Korban Tewas Gempa Venezuela Tembus 4.118 Jiwa
Korban Tewas Gempa Venezuela Tembus 4 118 – Perserikatan Bangsa-Bangsa telah mengeluarkan seruan mendesak kepada komunitas internasional untuk segera memobilisasi dana darurat. Besaran dana yang dibutuhkan mencapai hampir 300 juta dolar Amerika Serikat atau setara dengan Rp4,86 triliun. Jumlah ini dialokasikan khusus untuk mendukung operasi kemanusiaan yang menjangkau sekitar 1,3 juta penduduk Venezuela. Mereka kini membutuhkan pertolongan segera setelah bencana gempa bumi kembar menghancurkan infrastruktur vital negara tersebut. Seruan ini resmi disampaikan pada hari Rabu lalu.
Konfirmasi Jumlah Korban Jiwa
Korban Tewas Gempa Venezuela Tembus 4 118 – Pernyataan resmi yang disampaikan melalui platform Telegram mengonfirmasi angka tersebut. Jorge Rodriguez, Ketua Parlemen Venezuela, menyatakan bahwa jumlah korban jiwa telah mencapai 4.118 orang. Selain itu, tercatat pula 16.740 warga lainnya mengalami luka-luka akibat dua guncangan dahsyat. Kedua gempa terjadi secara berurutan pada tanggal 24 Juni 2026 dengan selang waktu hanya 39 detik. Gempa pertama tercatat berkekuatan magnitudo 7,2 sebelum guncangan kedua yang lebih besar dengan magnitudo 7,5 melanda wilayah yang sama.

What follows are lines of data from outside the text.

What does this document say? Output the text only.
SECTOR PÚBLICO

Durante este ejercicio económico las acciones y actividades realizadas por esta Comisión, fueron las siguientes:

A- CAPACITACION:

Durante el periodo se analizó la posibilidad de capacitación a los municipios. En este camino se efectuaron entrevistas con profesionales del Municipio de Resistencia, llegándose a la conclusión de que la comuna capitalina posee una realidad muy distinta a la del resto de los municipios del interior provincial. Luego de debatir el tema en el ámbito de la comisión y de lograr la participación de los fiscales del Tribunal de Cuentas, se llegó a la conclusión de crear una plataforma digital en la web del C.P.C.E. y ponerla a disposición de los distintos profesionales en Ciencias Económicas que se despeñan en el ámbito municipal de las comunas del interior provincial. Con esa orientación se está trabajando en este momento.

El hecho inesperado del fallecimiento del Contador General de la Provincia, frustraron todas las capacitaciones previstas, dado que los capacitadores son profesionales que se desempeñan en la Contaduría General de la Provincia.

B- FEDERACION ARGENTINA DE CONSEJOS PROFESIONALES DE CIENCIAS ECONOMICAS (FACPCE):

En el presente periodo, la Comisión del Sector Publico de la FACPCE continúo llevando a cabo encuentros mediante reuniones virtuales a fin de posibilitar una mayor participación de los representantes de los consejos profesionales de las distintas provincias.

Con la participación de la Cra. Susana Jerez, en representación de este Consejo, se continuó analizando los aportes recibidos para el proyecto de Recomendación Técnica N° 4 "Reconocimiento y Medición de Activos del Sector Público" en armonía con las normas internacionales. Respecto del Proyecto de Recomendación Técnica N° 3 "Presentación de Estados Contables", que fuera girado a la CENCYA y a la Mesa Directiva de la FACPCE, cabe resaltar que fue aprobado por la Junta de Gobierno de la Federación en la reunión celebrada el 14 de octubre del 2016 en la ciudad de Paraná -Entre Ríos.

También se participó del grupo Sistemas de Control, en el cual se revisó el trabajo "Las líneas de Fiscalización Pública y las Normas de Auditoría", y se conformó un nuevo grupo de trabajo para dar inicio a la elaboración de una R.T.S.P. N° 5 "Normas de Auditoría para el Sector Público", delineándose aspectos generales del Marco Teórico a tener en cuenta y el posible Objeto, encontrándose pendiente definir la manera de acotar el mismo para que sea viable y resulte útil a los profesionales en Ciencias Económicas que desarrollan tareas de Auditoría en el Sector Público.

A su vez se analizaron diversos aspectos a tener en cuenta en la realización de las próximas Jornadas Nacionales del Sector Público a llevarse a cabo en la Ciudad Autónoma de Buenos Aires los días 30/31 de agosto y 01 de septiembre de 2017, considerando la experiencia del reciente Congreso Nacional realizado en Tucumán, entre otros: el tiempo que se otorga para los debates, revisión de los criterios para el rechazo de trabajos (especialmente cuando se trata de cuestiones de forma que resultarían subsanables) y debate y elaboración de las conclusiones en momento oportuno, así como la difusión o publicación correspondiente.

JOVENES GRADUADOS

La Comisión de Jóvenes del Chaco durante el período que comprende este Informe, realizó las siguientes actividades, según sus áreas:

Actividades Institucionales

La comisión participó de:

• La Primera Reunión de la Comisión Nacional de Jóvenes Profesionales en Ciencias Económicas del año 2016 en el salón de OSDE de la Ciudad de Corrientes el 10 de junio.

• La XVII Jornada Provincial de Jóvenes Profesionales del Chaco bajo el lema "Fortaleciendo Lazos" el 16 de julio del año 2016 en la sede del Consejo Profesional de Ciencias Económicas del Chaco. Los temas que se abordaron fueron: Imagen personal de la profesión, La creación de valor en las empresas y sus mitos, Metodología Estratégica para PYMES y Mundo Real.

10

Setidaknya 4.118 orang meninggal dunia dan 16.740 lainnya mengalami luka-luka akibat dua gempa besar yang terjadi secara berurutan.
Kedua guncangan tersebut diklaim sebagai peristiwa seismik terbesar yang pernah melanda Venezuela dalam kurun waktu lebih dari satu abad terakhir. Dampaknya sangat terasa di negara bagian pesisir La Guaira. Sebagian besar kawasan di wilayah tersebut mengalami kerusakan parah. Blok-blok apartemen bertingkat tinggi di wilayah terdampak pun runtuh akibat kekuatan guncangan yang luar biasa. Banyak bangunan bersejarah dan fasilitas publik juga mengalami kerusakan signifikan.
Operasi Penyelamatan dan Dampak Ekonomi
Tim penyelamat dikabarkan telah menghentikan sementara operasi pencarian korban selamat. Meskipun demikian, banyak anggota keluarga korban masih bertahan di lokasi bencana untuk mencari kerabat mereka yang belum ditemukan. Mereka berharap dapat memberikan pemakaman yang layak bagi orang-orang tercinta mereka. Pada hari Jumat, gempa susulan berkekuatan magnitudo 3,0 juga mengguncang pusat Kota Caracas. Guncangan tersebut memicu kepanikan sesaat dan menyebabkan sejumlah gedung dievakuasi sebagai langkah antisipasi.
Sementara itu, Kantor PBB untuk Pengurangan Risiko Bencana memperkirakan kerusakan fisik langsung pada sektor perumahan dan infrastruktur mencapai sekitar 37 miliar dolar AS. Angka ini setara dengan Rp600 triliun dan mencerminkan betapa besarnya tantangan yang dihadapi Venezuela dalam proses pemulihan. Ribuan orang lainnya masih dinyatakan hilang, sementara kebutuhan bantuan kemanusiaan terus meningkat. Kondisi layanan publik yang telah lama terdampak krisis ekonomi berkepanjangan semakin memperparah situasi.
Respons Pemerintah dan Pembebasan Aset
Presiden sementara Venezuela, Delcy Rodriguez, menyerukan pembebasan aset-aset Venezuela yang selama ini dibekukan di luar negeri. Langkah ini bertujuan agar dana tersebut dapat digunakan untuk mendukung proses pemulihan pascabencana. Pada hari Rabu, Rodriguez diklaim meminta Raja Charles III agar melepaskan sekitar 30 ton emas milik Venezuela. Emas tersebut dibekukan berdasarkan sanksi yang diterapkan oleh Inggris. Ia juga membela respons darurat pemerintah terhadap bencana tersebut.
Delcy Rodriguez menegaskan negaranya tidak akan terjerumus ke dalam kerusuhan sosial. Melalui langkah-langkah ini, Venezuela berharap dapat mempercepat pemulihan dari bencana yang telah mengubah wajah negara tersebut. Dengan dukungan internasional dan pemanfaatan aset yang dibekukan, harapan baru muncul bagi jutaan warga yang terdampak. Proses rekonstruksi akan membutuhkan waktu panjang dan koordinasi intensif antar berbagai pihak.